Although attitudes towards food are evolving, the trend towards locally-grown non-processed (let alone organic) food is evident mostly among the well-to-do. However, I read somewhere that significant changes usually begin at the upper strata of society, and eventually filter down to the rest of the population. So maybe there is hope after all. Some day there will be a chicken carcass in every stock pot. I wish it would happen during my lifetime.
9 Responses
Exactly, exactly, exactly. Even more than rural poor, I would think, the urban poor are faced with even more challenges regarding food. If there isn't a grocery store that sells produce, then you don't have carrots and celery to throw into that pot to make stock. When you eat soup, it comes from a can.My family NEVER handled a chicken carcass this way. My grandmothers did, of course, but not my parents. I do, and I use the stock all the time. But even though I don't have a childhood memory of making stock, I do have: a pot, ends of fresh veggies I need to use up, a mennonite cookbook that often helps me eat cheaply and well, a freezer, and a whole chicken.This is why we're starting a farm to table program at my kids' school, where 60% of the students qualify for free or reduced lunch.

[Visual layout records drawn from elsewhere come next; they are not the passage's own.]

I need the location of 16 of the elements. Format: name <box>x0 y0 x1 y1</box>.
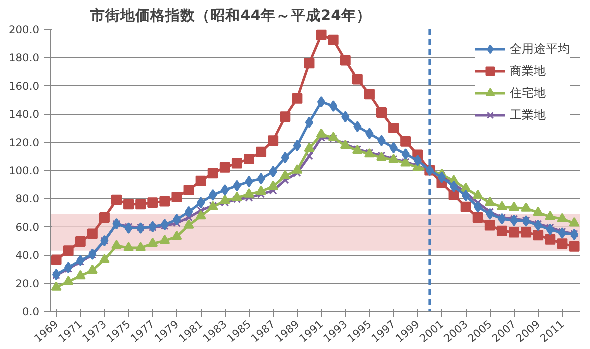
y-tick-label: 160.0 <box>8 80 40 93</box>
y-tick-label: 60.0 <box>16 220 40 234</box>
legend-label: 工業地 <box>510 106 546 124</box>
y-tick-label: 80.0 <box>16 192 40 206</box>
y-tick-label: 40.0 <box>16 249 40 262</box>
y-tick-label: 180.0 <box>8 52 40 65</box>
y-tick-label: 140.0 <box>8 108 40 122</box>
chart-title: 市街地価格指数（昭和44年～平成24年） <box>90 6 372 24</box>
legend-label: 住宅地 <box>510 84 546 102</box>
y-tick-label: 200.0 <box>8 24 40 36</box>
y-tick-label: 100.0 <box>8 164 40 178</box>
legend-label: 全用途平均 <box>510 40 570 58</box>
legend-label: 商業地 <box>510 62 546 80</box>
y-tick-label: 0.0 <box>22 306 40 318</box>
y-tick-label: 120.0 <box>8 136 40 150</box>
y-tick-label: 20.0 <box>16 277 40 290</box>
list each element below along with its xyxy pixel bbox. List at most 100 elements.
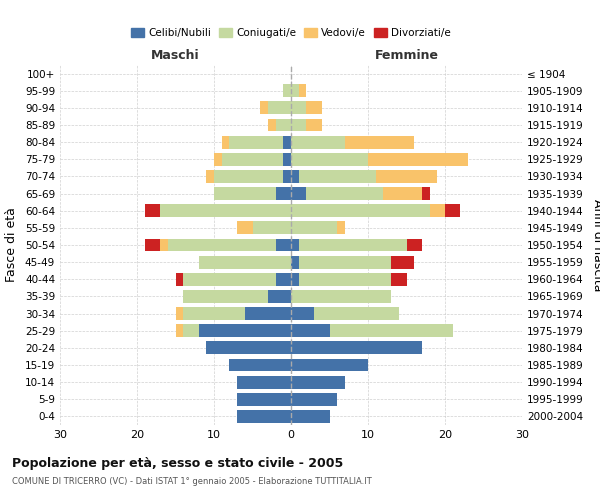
Bar (291, 358, 368, 372)
Bar (145, 238, 291, 252)
Bar (245, 307, 291, 320)
Bar (206, 342, 291, 354)
Bar (291, 170, 437, 183)
Bar (237, 393, 291, 406)
Bar (183, 290, 291, 303)
Bar (237, 410, 291, 423)
Bar (291, 358, 368, 372)
Legend: Celibi/Nubili, Coniugati/e, Vedovi/e, Divorziati/e: Celibi/Nubili, Coniugati/e, Vedovi/e, Di… (127, 24, 455, 42)
Bar (199, 256, 291, 268)
Bar (183, 290, 291, 303)
Bar (291, 324, 453, 337)
Bar (291, 393, 337, 406)
Bar (291, 307, 399, 320)
Bar (291, 393, 337, 406)
Bar (229, 136, 291, 148)
Bar (237, 222, 291, 234)
Bar (291, 222, 337, 234)
Y-axis label: Fasce di età: Fasce di età (5, 208, 18, 282)
Bar (291, 273, 299, 285)
Text: Popolazione per età, sesso e stato civile - 2005: Popolazione per età, sesso e stato civil… (12, 458, 343, 470)
Bar (291, 84, 299, 97)
Bar (199, 324, 291, 337)
Bar (176, 273, 291, 285)
Bar (183, 290, 291, 303)
Bar (283, 136, 291, 148)
Bar (237, 410, 291, 423)
Bar (229, 358, 291, 372)
Bar (176, 307, 291, 320)
Bar (291, 256, 414, 268)
Bar (291, 342, 422, 354)
Bar (237, 376, 291, 388)
Bar (214, 153, 291, 166)
Bar (222, 153, 291, 166)
Bar (291, 170, 299, 183)
Bar (291, 187, 307, 200)
Bar (260, 102, 291, 114)
Text: Femmine: Femmine (374, 50, 439, 62)
Bar (291, 118, 322, 132)
Bar (291, 102, 307, 114)
Bar (291, 410, 329, 423)
Bar (291, 307, 399, 320)
Bar (268, 102, 291, 114)
Bar (291, 204, 445, 217)
Bar (160, 204, 291, 217)
Bar (214, 170, 291, 183)
Bar (214, 187, 291, 200)
Bar (291, 222, 345, 234)
Bar (291, 136, 414, 148)
Bar (237, 376, 291, 388)
Bar (206, 170, 291, 183)
Bar (291, 118, 322, 132)
Bar (222, 136, 291, 148)
Bar (283, 170, 291, 183)
Bar (291, 410, 329, 423)
Bar (291, 393, 337, 406)
Bar (183, 324, 291, 337)
Bar (291, 238, 299, 252)
Bar (291, 358, 368, 372)
Bar (291, 342, 422, 354)
Bar (291, 324, 453, 337)
Bar (291, 273, 391, 285)
Bar (291, 204, 460, 217)
Bar (291, 187, 383, 200)
Bar (291, 256, 391, 268)
Bar (237, 376, 291, 388)
Bar (291, 376, 345, 388)
Bar (214, 187, 291, 200)
Bar (160, 204, 291, 217)
Bar (291, 376, 345, 388)
Bar (291, 102, 322, 114)
Bar (291, 153, 368, 166)
Bar (268, 118, 291, 132)
Bar (291, 307, 314, 320)
Bar (291, 170, 437, 183)
Bar (291, 170, 376, 183)
Bar (214, 187, 291, 200)
Bar (291, 222, 345, 234)
Bar (199, 256, 291, 268)
Bar (291, 84, 307, 97)
Bar (291, 290, 391, 303)
Bar (283, 84, 291, 97)
Bar (291, 256, 299, 268)
Bar (237, 376, 291, 388)
Bar (291, 324, 329, 337)
Bar (291, 238, 407, 252)
Bar (183, 273, 291, 285)
Bar (291, 290, 391, 303)
Bar (275, 273, 291, 285)
Bar (291, 307, 399, 320)
Bar (237, 393, 291, 406)
Bar (206, 342, 291, 354)
Bar (291, 256, 391, 268)
Bar (275, 238, 291, 252)
Bar (237, 393, 291, 406)
Bar (291, 136, 345, 148)
Bar (253, 222, 291, 234)
Bar (291, 410, 329, 423)
Bar (176, 324, 291, 337)
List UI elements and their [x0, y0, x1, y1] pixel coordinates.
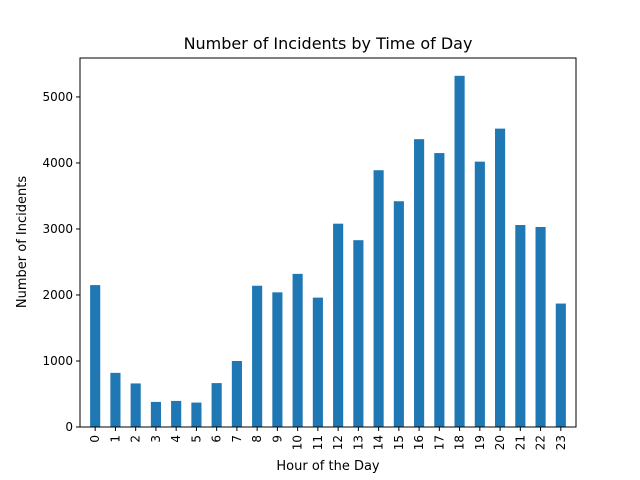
x-tick-label-5: 5 — [189, 435, 203, 443]
bar-hour-17 — [434, 153, 445, 427]
x-tick-label-2: 2 — [129, 435, 143, 443]
x-tick-label-13: 13 — [351, 435, 365, 450]
bar-hour-8 — [252, 285, 263, 427]
bar-hour-23 — [555, 303, 566, 427]
x-tick-label-9: 9 — [270, 435, 284, 443]
y-axis: 0 1000 2000 3000 4000 5000 — [42, 90, 80, 434]
x-tick-label-23: 23 — [554, 435, 568, 450]
bar-hour-10 — [292, 273, 303, 427]
x-tick-label-6: 6 — [210, 435, 224, 443]
x-axis: 0 1 2 3 4 5 6 7 8 9 10 11 12 13 14 15 16 17 18 19 20 21 22 23 — [88, 427, 568, 450]
bar-hour-15 — [393, 201, 404, 427]
bar-hour-9 — [272, 292, 283, 427]
x-tick-label-16: 16 — [412, 435, 426, 450]
bar-hour-16 — [414, 139, 425, 427]
bar-hour-5 — [191, 402, 202, 427]
bar-hour-11 — [312, 297, 323, 427]
x-tick-label-18: 18 — [453, 435, 467, 450]
x-tick-label-7: 7 — [230, 435, 244, 443]
y-axis-label: Number of Incidents — [15, 176, 30, 308]
x-tick-label-15: 15 — [392, 435, 406, 450]
x-tick-label-19: 19 — [473, 435, 487, 450]
x-tick-label-17: 17 — [432, 435, 446, 450]
bar-hour-6 — [211, 383, 222, 427]
x-tick-label-10: 10 — [291, 435, 305, 450]
x-tick-label-11: 11 — [311, 435, 325, 450]
bar-hour-21 — [515, 225, 526, 427]
x-tick-label-21: 21 — [513, 435, 527, 450]
bar-hour-12 — [333, 223, 344, 427]
x-tick-label-8: 8 — [250, 435, 264, 443]
x-axis-label: Hour of the Day — [276, 459, 380, 474]
bar-hour-3 — [150, 401, 161, 427]
chart-title: Number of Incidents by Time of Day — [184, 34, 473, 53]
x-tick-label-3: 3 — [149, 435, 163, 443]
bars — [90, 75, 566, 427]
bar-hour-14 — [373, 170, 384, 427]
bar-hour-22 — [535, 226, 546, 427]
bar-hour-19 — [474, 161, 485, 427]
x-tick-label-22: 22 — [534, 435, 548, 450]
bar-hour-4 — [171, 400, 182, 427]
y-tick-label-0: 0 — [65, 420, 73, 434]
y-tick-label-4000: 4000 — [42, 156, 73, 170]
y-tick-label-3000: 3000 — [42, 222, 73, 236]
x-tick-label-4: 4 — [169, 435, 183, 443]
bar-hour-0 — [90, 285, 101, 427]
y-tick-label-1000: 1000 — [42, 354, 73, 368]
y-tick-label-5000: 5000 — [42, 90, 73, 104]
x-tick-label-12: 12 — [331, 435, 345, 450]
x-tick-label-14: 14 — [372, 435, 386, 450]
bar-hour-2 — [130, 383, 141, 427]
x-tick-label-0: 0 — [88, 435, 102, 443]
bar-hour-7 — [231, 360, 242, 427]
x-tick-label-1: 1 — [108, 435, 122, 443]
plot-frame — [79, 57, 577, 428]
bar-hour-18 — [454, 75, 465, 427]
bar-hour-13 — [353, 240, 364, 427]
bar-hour-20 — [495, 128, 506, 427]
bar-hour-1 — [110, 372, 121, 427]
x-tick-label-20: 20 — [493, 435, 507, 450]
y-tick-label-2000: 2000 — [42, 288, 73, 302]
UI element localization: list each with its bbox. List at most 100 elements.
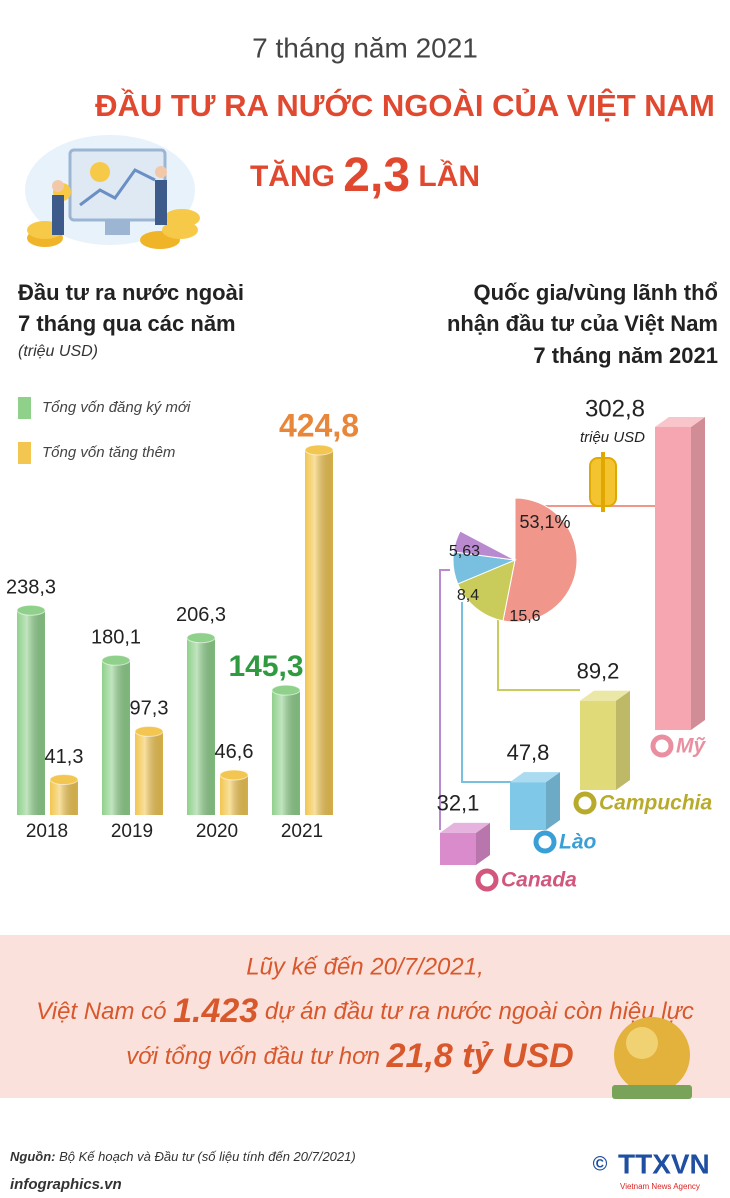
- value-label: 46,6: [215, 741, 254, 763]
- flag: [533, 830, 557, 854]
- flag: [475, 868, 499, 892]
- title-part: LẦN: [410, 159, 480, 193]
- bar-side: [691, 417, 705, 730]
- legend-swatch: [18, 442, 31, 464]
- flag: [573, 791, 597, 815]
- unit-label: triệu USD: [580, 429, 645, 446]
- bar: [580, 700, 616, 790]
- bar-cap: [16, 604, 46, 616]
- x-tick-label: 2018: [26, 821, 68, 842]
- summary-text: Việt Nam có: [36, 998, 173, 1025]
- flag: [650, 734, 674, 758]
- bar-cap: [134, 725, 164, 737]
- summary-line: Việt Nam có 1.423 dự án đầu tư ra nước n…: [36, 992, 694, 1030]
- value-label: 47,8: [507, 740, 550, 765]
- x-tick-label: 2020: [196, 821, 238, 842]
- bar-side-shade: [691, 417, 705, 730]
- bar-top-light: [580, 690, 630, 701]
- bar-side: [616, 690, 630, 790]
- bar: [510, 782, 546, 830]
- legend-swatch: [18, 397, 31, 419]
- source-text: Bộ Kế hoạch và Đầu tư (số liệu tính đến …: [55, 1149, 355, 1164]
- pie-slice: [457, 559, 516, 622]
- bar: [440, 832, 476, 865]
- title-number: 2,3: [343, 149, 410, 202]
- title-2: TĂNG 2,3 LẦN: [250, 149, 480, 202]
- value-label: 53,1%: [519, 512, 570, 532]
- site: infographics.vn: [10, 1176, 122, 1193]
- bar-shine: [17, 610, 45, 815]
- pie-slice: [452, 530, 516, 561]
- bar-side: [546, 772, 560, 830]
- illustration: [25, 135, 200, 249]
- summary-line: Lũy kế đến 20/7/2021,: [246, 953, 484, 980]
- chart-subtitle: (triệu USD): [18, 343, 98, 360]
- bar-shine: [187, 637, 215, 815]
- logo-sub: Vietnam News Agency: [620, 1182, 700, 1191]
- bar-shine: [220, 774, 248, 815]
- bar-top: [655, 417, 705, 427]
- title: ĐẦU TƯ RA NƯỚC NGOÀI CỦA VIỆT NAM: [95, 87, 715, 123]
- bar-top: [510, 772, 560, 783]
- bar-side-shade: [546, 772, 560, 830]
- bar-side-shade: [616, 690, 630, 790]
- globe-icon: [612, 1017, 692, 1099]
- source: Nguồn: Bộ Kế hoạch và Đầu tư (số liệu tí…: [10, 1149, 356, 1164]
- value-label: 145,3: [228, 650, 303, 683]
- logo: TTXVN: [618, 1148, 710, 1179]
- value-label: 5,63: [449, 543, 480, 560]
- bar-shine: [135, 731, 163, 815]
- bar-shine: [50, 779, 78, 815]
- pie-slice: [502, 497, 578, 623]
- value-label: 15,6: [509, 608, 540, 625]
- bar-cap: [304, 444, 334, 456]
- x-tick-label: 2019: [111, 821, 153, 842]
- copyright: ©: [593, 1153, 608, 1175]
- bar-top-light: [655, 417, 705, 427]
- bar: [655, 427, 691, 730]
- legend-label: Tổng vốn tăng thêm: [42, 444, 175, 461]
- summary-line: với tổng vốn đầu tư hơn 21,8 tỷ USD: [126, 1037, 573, 1075]
- value-label: 238,3: [6, 577, 56, 599]
- summary-number: 21,8 tỷ USD: [386, 1037, 574, 1075]
- bar-cap: [219, 769, 249, 781]
- bar-cap: [271, 684, 301, 696]
- category-label: Mỹ: [676, 735, 706, 758]
- value-label: 97,3: [130, 698, 169, 720]
- summary-text: dự án đầu tư ra nước ngoài còn hiệu lực: [258, 998, 694, 1025]
- subtitle: 7 tháng năm 2021: [252, 32, 478, 63]
- bar-top: [580, 690, 630, 701]
- chart-title: Đầu tư ra nước ngoài: [18, 280, 244, 305]
- summary-band: [0, 935, 730, 1098]
- bar-shine: [272, 690, 300, 815]
- bar-side-shade: [476, 822, 490, 865]
- dollar-icon: [589, 452, 617, 512]
- legend-label: Tổng vốn đăng ký mới: [42, 399, 191, 416]
- bar-top: [440, 822, 490, 833]
- value-label: 89,2: [577, 659, 620, 684]
- bar-top-light: [510, 772, 560, 783]
- value-label: 180,1: [91, 627, 141, 649]
- chart-title: 7 tháng qua các năm: [18, 311, 236, 336]
- x-tick-label: 2021: [281, 821, 323, 842]
- value-label: 206,3: [176, 604, 226, 626]
- value-label: 8,4: [457, 587, 479, 604]
- value-label: 424,8: [279, 407, 359, 443]
- source-label: Nguồn:: [10, 1149, 55, 1164]
- chart-title: 7 tháng năm 2021: [533, 343, 718, 368]
- chart-title: nhận đầu tư của Việt Nam: [447, 311, 718, 336]
- bar-shine: [102, 660, 130, 815]
- bar-cap: [186, 632, 216, 644]
- summary-number: 1.423: [173, 992, 258, 1030]
- value-label: 302,8: [585, 395, 645, 422]
- category-label: Canada: [501, 869, 577, 892]
- category-label: Lào: [559, 831, 597, 854]
- category-label: Campuchia: [599, 792, 713, 815]
- bar-shine: [305, 450, 333, 815]
- summary-text: với tổng vốn đầu tư hơn: [126, 1043, 386, 1070]
- value-label: 41,3: [45, 746, 84, 768]
- chart-title: Quốc gia/vùng lãnh thổ: [474, 280, 718, 305]
- bar-side: [476, 822, 490, 865]
- bar-top-light: [440, 822, 490, 833]
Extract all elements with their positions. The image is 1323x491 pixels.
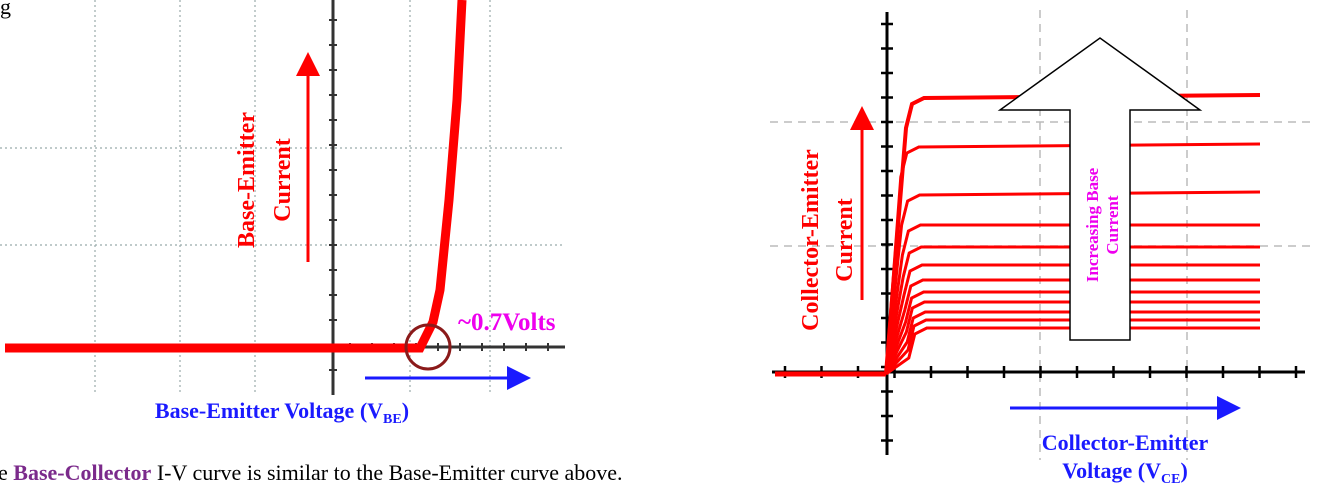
x-label-close: ) — [402, 398, 409, 423]
x-label-close: ) — [1180, 458, 1187, 483]
y-label: Collector-Emitter — [798, 149, 824, 331]
x-label: Collector-Emitter — [1042, 430, 1209, 455]
x-label: Base-Emitter Voltage (VBE) — [155, 398, 409, 427]
page: Base-Emitter Current ~0.7Volts Base-Emit… — [0, 0, 1323, 491]
x-label-sub: BE — [383, 412, 402, 427]
arrow-label: Current — [1103, 195, 1122, 255]
right-graph: Increasing Base Current Collector-Emitte… — [770, 10, 1310, 487]
x-label: Voltage (VCE) — [1062, 458, 1188, 487]
y-label: Base-Emitter — [234, 112, 260, 248]
threshold-label: ~0.7Volts — [458, 309, 556, 336]
caption: e Base-Collector I-V curve is similar to… — [0, 460, 623, 485]
x-label-text: Voltage (V — [1062, 458, 1161, 483]
y-label: Current — [832, 198, 858, 282]
caption-rest: I-V curve is similar to the Base-Emitter… — [157, 460, 623, 485]
arrow-label: Increasing Base — [1083, 167, 1102, 282]
caption-emphasis: Base-Collector — [13, 460, 151, 485]
x-label-text: Base-Emitter Voltage (V — [155, 398, 383, 423]
left-graph: Base-Emitter Current ~0.7Volts Base-Emit… — [0, 0, 565, 427]
y-label: Current — [270, 138, 296, 222]
x-label-sub: CE — [1161, 472, 1180, 487]
caption-lead: e — [0, 460, 8, 485]
fragment: g — [0, 0, 11, 19]
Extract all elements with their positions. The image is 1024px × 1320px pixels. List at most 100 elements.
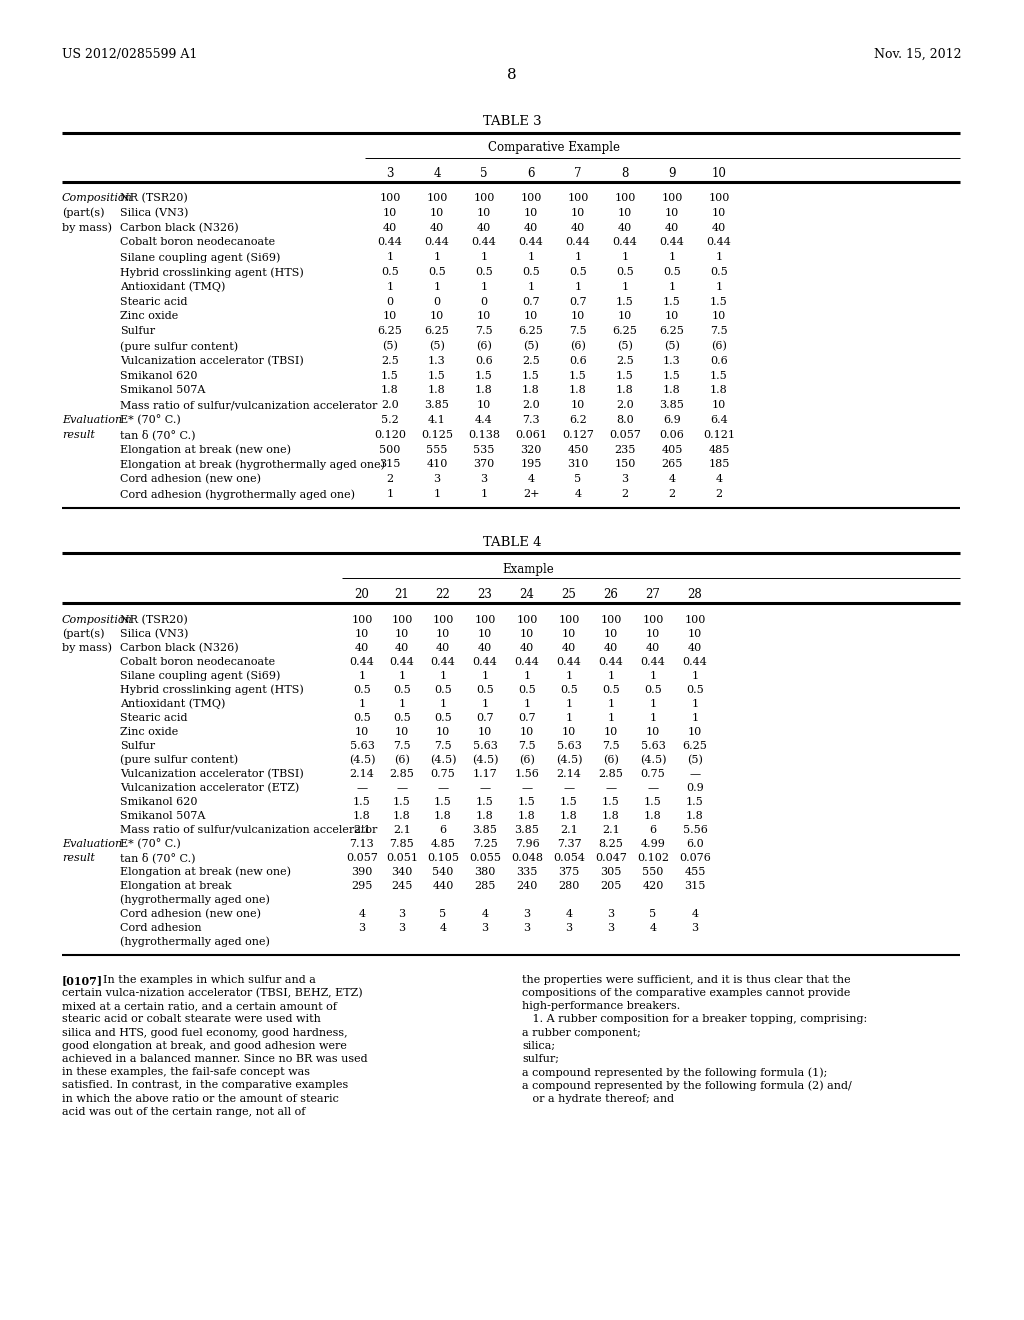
Text: 1: 1 bbox=[523, 671, 530, 681]
Text: 10: 10 bbox=[355, 727, 369, 737]
Text: (part(s): (part(s) bbox=[62, 628, 104, 639]
Text: 26: 26 bbox=[603, 587, 618, 601]
Text: 4: 4 bbox=[481, 908, 488, 919]
Text: 100: 100 bbox=[558, 615, 580, 624]
Text: 6.25: 6.25 bbox=[612, 326, 637, 337]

We hope to open the door to \”this is how you do it cheap, healthy, and tasty\” for both our kids and for their parents. It will have to be stealthy and baby-steps, because you're right, food is a touchy subject and many people are offended–hell, all of us are offended–when people are critical of our food choices. But when we look at the statistics–2 out of 3 girls who grow up in a family that qualifies for free or reduced lunch develop type two diabetes as an adult, for instance–we know we have to try.
Oh, and I always throw in a splash of vinegar to help leach some of that calcium out of the bones….
It's programs like the one at your school that give me hope.
When teaching food prep techniques to \”low income\” homemakers in Macon, GA in the early 70s, I will never forget the smell of chitlins cooking in vinegar. It was worse than horrible.
mrb, I can imagine!
Isn't it amazing how we learn and what from who(m). My mother was so happy to have canned foods and frozen and easy peasy cooking. What I learned about gardening came from what I saw my grandmother doing. She gardened extensively from pure love in her later life, even though there was only her and my grandfather. She canned and pickled and shared. I loved going into the cellar to see the planks of dusty shelves and the cans all lined up and labeled and dated. Grandpa made saukerkraut in the winter and they knew how to dry seeds and beans for the following season. I wish I only knew half of what she did!
This is beautiful, jaimie. These skills and interests do seem to have skipped a generation. But I'm so glad they're back with people like you.
yes! the time and energy are the biggest obstacles, i think. because she's probably working long hours at a job, or maybe at two jobs, to make rent. convenience foods, unhealthy as they may be, allow us to keep working. it's kind of a backwards system, when you think about it.
Every time I hear about slow food and slow living, I think about the working poor.